Viaccess recently announced the launch of its new generation smart card, the PC5, which it has designed to fight the latest forms of piracy, including Control Word (CW) sharing piracy, regardless of the distribution network.
“Each and every time a card is hacked we say it openly and tell our customers who’s behind the hack,” said Christine Maury Panis, executive vice president and general counsel, Viaccess, who is also a vice president of the European anti-piracy organisation AEPOC (European Association for the Protection of Encrypted Works and Services).

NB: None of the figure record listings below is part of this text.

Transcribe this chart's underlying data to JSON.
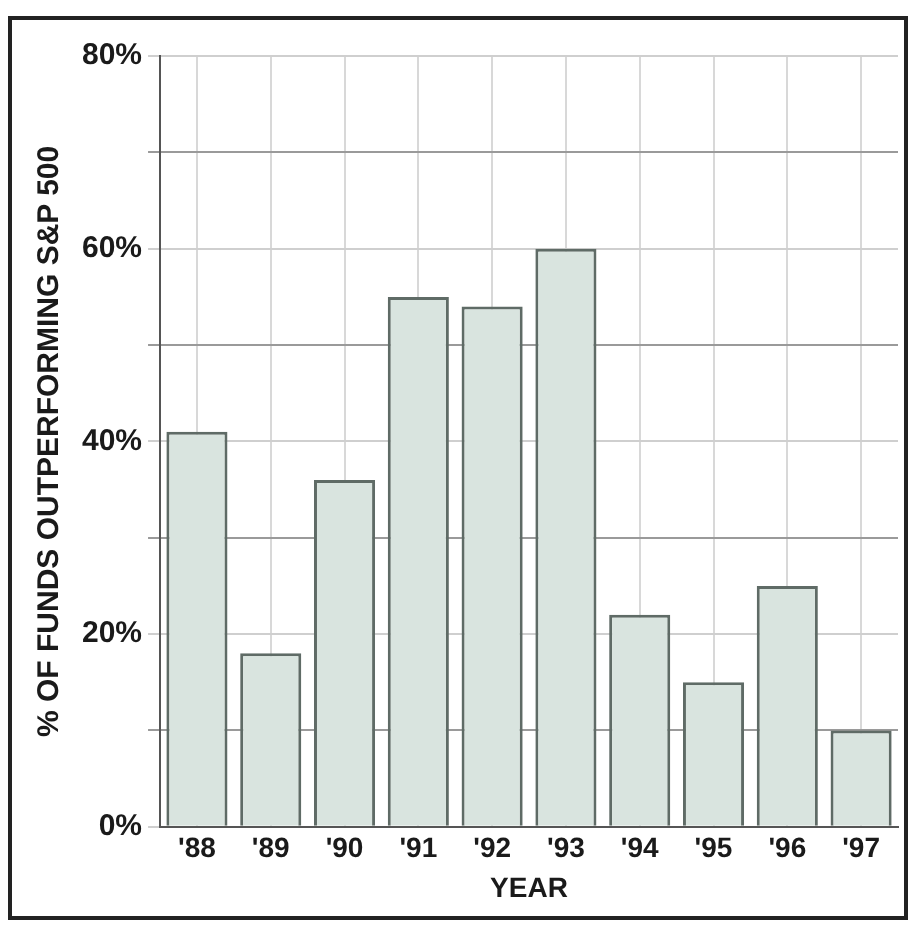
{
  "chart_data": {
    "type": "bar",
    "xlabel": "YEAR",
    "ylabel": "% OF FUNDS OUTPERFORMING S&P 500",
    "categories": [
      "'88",
      "'89",
      "'90",
      "'91",
      "'92",
      "'93",
      "'94",
      "'95",
      "'96",
      "'97"
    ],
    "values": [
      41,
      18,
      36,
      55,
      54,
      60,
      22,
      15,
      25,
      10
    ],
    "color": "#d9e4df",
    "ylim": [
      0,
      80
    ],
    "yticks": [
      {
        "value": 0,
        "label": "0%"
      },
      {
        "value": 10,
        "label": null
      },
      {
        "value": 20,
        "label": "20%"
      },
      {
        "value": 30,
        "label": null
      },
      {
        "value": 40,
        "label": "40%"
      },
      {
        "value": 50,
        "label": null
      },
      {
        "value": 60,
        "label": "60%"
      },
      {
        "value": 70,
        "label": null
      },
      {
        "value": 80,
        "label": "80%"
      }
    ],
    "grid": true
  }
}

Mme Maury Panis told Broadband TV News that the modern pirate was totally organised and was involved in a business that made millions of Euros every year. Russia and Germany are Europe’s hotspots, designing the pirate cards that are then manufactured in Asia before being shipped to Africa for onward distribution. “Where we are able to take action, we do so. For example we’ve started actions in Algeria where the prime minister has said he wants to fight cyber criminality”. Similar actions are planned elsewhere in Europe under the AEPOC banner, and in a joint case in Belgium relating to a control word sharing operation, a designer was recently put out of business, losing a monthly income of some €5,000.
A major problem in tackling smart card piracy is the use of control word sharing. Here a legitimate smart card is connected to a host set-top box, retrofitted with software capable of decoding the “control word”. Once revealed the control word can be shared over the internet to pirate cards.
Aware of the problem, Viaccess has built a new system into PC5 that is capable of detecting when reception has been achieved by duplicitous means. It is then possible to switch off not only the set-top that is receiving the codes without authorisation, but also the card that is sending the unauthorised codes in the first place, potentially knocking out several hundred pirated signals.